Whenever I ask my students to come up with advantages for the technology and internet, they always state the same thing: be aware of what is new in the world and connect with relatives that are far away. I always say that they should be a little bit more creative because that is a too-much-common-sense idea and it does not happen as much as they suppose. Little did I know that it would happen to me.
Internet is a very useful tool, for the good and for the bad. It’s as various as the person who uses it. I use it as much as any other person. Maybe I use it less than the majority, but daily, nonetheless. I use it for school and news since TV as lost its appeal, a long time ago. In recent years, I have used (and still use) Facebook to promote my books and keep in touch with the cultural happenings of my islands. I also use it to connect with some students and I will use it to little else. Never did I though that I would connect with family and be one of those cases that my students so commonly pointed out as an advantage of technology and internet.

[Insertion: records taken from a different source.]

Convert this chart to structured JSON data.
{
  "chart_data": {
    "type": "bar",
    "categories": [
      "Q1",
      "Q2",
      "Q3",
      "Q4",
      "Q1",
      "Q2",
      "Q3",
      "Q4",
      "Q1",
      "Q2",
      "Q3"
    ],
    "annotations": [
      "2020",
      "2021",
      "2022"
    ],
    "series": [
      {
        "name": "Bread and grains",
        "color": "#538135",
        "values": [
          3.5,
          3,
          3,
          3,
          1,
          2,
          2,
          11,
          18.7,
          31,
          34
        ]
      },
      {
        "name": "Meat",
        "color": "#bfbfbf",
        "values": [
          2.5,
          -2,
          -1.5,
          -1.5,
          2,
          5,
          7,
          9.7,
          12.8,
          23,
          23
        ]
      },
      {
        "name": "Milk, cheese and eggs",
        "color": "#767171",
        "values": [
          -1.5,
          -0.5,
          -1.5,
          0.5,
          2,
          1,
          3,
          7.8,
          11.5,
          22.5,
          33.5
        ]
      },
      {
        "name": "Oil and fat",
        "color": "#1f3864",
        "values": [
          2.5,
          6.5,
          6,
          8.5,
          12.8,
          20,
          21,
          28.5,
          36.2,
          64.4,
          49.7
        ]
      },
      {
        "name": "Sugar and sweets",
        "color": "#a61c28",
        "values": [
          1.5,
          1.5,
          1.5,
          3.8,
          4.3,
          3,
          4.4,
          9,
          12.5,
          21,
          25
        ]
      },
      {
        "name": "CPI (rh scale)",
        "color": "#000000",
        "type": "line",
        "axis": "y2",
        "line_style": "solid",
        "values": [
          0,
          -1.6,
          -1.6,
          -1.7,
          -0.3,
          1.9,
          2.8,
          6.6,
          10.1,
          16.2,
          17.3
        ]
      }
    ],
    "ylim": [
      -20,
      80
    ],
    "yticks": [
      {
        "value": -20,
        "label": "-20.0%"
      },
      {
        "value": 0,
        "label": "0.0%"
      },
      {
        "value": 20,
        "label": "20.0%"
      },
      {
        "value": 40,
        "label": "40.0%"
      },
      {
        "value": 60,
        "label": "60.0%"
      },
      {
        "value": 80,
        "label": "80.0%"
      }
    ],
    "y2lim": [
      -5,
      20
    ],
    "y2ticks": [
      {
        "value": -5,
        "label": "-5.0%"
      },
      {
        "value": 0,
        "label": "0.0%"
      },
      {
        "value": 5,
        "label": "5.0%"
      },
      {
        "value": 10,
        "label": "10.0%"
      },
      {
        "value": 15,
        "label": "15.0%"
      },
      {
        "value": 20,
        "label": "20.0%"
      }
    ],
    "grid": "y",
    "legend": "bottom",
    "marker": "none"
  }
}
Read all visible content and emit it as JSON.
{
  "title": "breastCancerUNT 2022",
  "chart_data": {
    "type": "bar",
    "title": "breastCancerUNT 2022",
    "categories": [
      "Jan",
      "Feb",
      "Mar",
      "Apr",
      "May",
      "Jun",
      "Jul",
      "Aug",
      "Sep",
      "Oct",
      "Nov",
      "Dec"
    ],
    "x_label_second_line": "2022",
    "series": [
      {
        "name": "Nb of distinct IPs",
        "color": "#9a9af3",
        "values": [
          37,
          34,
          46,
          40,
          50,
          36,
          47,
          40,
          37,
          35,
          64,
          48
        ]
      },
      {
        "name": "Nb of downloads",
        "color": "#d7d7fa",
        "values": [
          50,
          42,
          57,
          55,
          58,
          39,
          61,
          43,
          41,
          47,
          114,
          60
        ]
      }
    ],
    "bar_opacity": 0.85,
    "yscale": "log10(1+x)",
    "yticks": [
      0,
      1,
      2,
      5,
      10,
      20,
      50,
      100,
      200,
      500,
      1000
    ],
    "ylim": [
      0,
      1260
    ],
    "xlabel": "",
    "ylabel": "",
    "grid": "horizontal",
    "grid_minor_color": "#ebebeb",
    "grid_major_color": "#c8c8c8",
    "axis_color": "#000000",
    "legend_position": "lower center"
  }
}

From both sides of my family I have a lot of uncles, aunts and 2nd, 3rd generation cousins. However, for different reasons, my family was never a very social one and I, being from the youngest generation, little to nothing did/do I remember about my cousins from a generation older than mine, specially if they are away from the islands, site I was an infant. But, internet kicked in, Facebook happened and, in one week time, I am able ‘speak’ to them and know about my family, much more than I ever did.
The act of reconnecting is somehow a strange feeling. A very good feeling, don’t get me wrong! Nevertheless, it is a strange one. My parents were always people who would, willingly, tell me and my sisters and brother, stories from the past — from our families’ past. And those moments were and still are priceless. And now, I have other ways of knowing about my heritage.
Sharing stories and information about one’s past just by a keyboard gives me, at this point of my life, an amazing feeling of belonging; a feeling of not being alone in the world regardless of the real distance between us. I guess, one way or the other, at a point where the world is going crazy over the notion of being closed in and letting everybody out; at a point where people, all over the place, are struggling to stand up to all the mad and absurd gaps created by some stupid and ignorant people — a gap between us and the other who are from a different gender, nationality, creed and even opinion — getting together with one’s long “lost” family is an eye opening.
I can’t promise a daily conversation but I can promise to say hi, as much as I can and to try to straighten our bonds as close as possible, and I promise to share the feeling of family that my parents were so adamant to teach me and my siblings. I always felt that a bit of me was missing. Now I know why. Now I don’t feel it as strongly as I used to.
It’s my turn, it’s my time to make the younger generations know that they have a bigger and more diverse family than they though and by it they are so much better than they were, yesterday.